Anche i media hanno vissuto giorni particolari e hanno dato spazio ad atleti che risultavano sconosciuti anche a chi quotidianamente si occupa di sport. Abbiamo scoperto storie di grande umanità e di enorme valore sportivo che nessuno aveva mai trovato il tempo e lo spazio di raccontare: la palestra di Torre Annunziata del maestro Zurlo, dove ha cominciato a tirare pugni Irma Testa, la famiglia di Lucilla Boari, che condivide con discrezione e semplicità la medaglia e le scelte della figlia, la mamma dello staffettista d’oro Fausto Desalu, che ha dato lezioni di dignità all’interna Italia.
L’elenco potrebbe riguardare tutte le 40 medaglie conquistate dagli azzurri.

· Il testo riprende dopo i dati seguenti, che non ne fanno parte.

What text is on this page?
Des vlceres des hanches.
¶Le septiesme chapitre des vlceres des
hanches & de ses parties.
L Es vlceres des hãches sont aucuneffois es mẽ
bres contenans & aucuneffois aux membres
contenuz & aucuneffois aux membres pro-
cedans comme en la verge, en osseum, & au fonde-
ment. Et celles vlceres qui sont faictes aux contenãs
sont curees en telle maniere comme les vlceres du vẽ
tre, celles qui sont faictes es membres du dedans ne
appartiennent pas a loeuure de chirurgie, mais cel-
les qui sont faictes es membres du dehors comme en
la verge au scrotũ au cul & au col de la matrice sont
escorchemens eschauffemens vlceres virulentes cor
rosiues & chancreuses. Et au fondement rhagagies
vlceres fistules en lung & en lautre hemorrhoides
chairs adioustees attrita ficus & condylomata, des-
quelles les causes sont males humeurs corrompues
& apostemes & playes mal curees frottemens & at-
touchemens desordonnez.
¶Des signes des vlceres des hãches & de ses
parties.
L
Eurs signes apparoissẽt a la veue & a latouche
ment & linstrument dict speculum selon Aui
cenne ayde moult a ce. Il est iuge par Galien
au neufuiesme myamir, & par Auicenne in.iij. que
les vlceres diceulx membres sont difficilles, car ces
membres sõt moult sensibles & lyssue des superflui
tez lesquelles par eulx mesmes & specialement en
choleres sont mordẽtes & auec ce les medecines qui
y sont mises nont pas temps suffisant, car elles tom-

Ora dovremmo fare in modo che queste storie non scompaiano nel nulla per altri tre anni, fino alle prossime olimpiadi di Parigi. E con loro non devono scomparire neppure gli sport che ci hanno regalato emozioni e di cui nessuno parla mai. Perché un trionfo a un campionato mondiale di un cosiddetto sport minore dovrebbe valere meno di una medaglia olimpica? Non ci sono forse dietro lo stesso impegno e gli stessi sacrifici? Eppure nessuno ne parla, schiavi come siamo di una rappresentazione dello sport dettata dal business del calcio e di poche altre discipline. Abbiamo scomodato la storia per raccontare i trionfi olimpici di Tokyo; dovremmo provare a far sì che cambi la storia quotidiana dello sport italiano, che potrebbe diventare uno straordinario motore di sviluppo, benessere e felicità collettiva.
Ma su questo fronte, in Italia, abbiamo ancora tanta strada da fare. A partire dalla costruzione di una cultura dello sport che deve partire dai più piccoli: le società sportive fanno molto, dovrebbe cominciare a fare altrettanto la scuola.
E’ bello esultare per le imprese delle azzurre e degli azzurri di volley, del trionfatore della Parigi-Roubaix Colbrelli, di Jannik Sinner e di tanti altri nostri atleti, ma se a questo non seguirà un nuovo modo di sostenere lo sport e far sì che sempre più italiani possano praticarlo, trionferà ancora la nostra, per ora, inguaribile ipocrisia.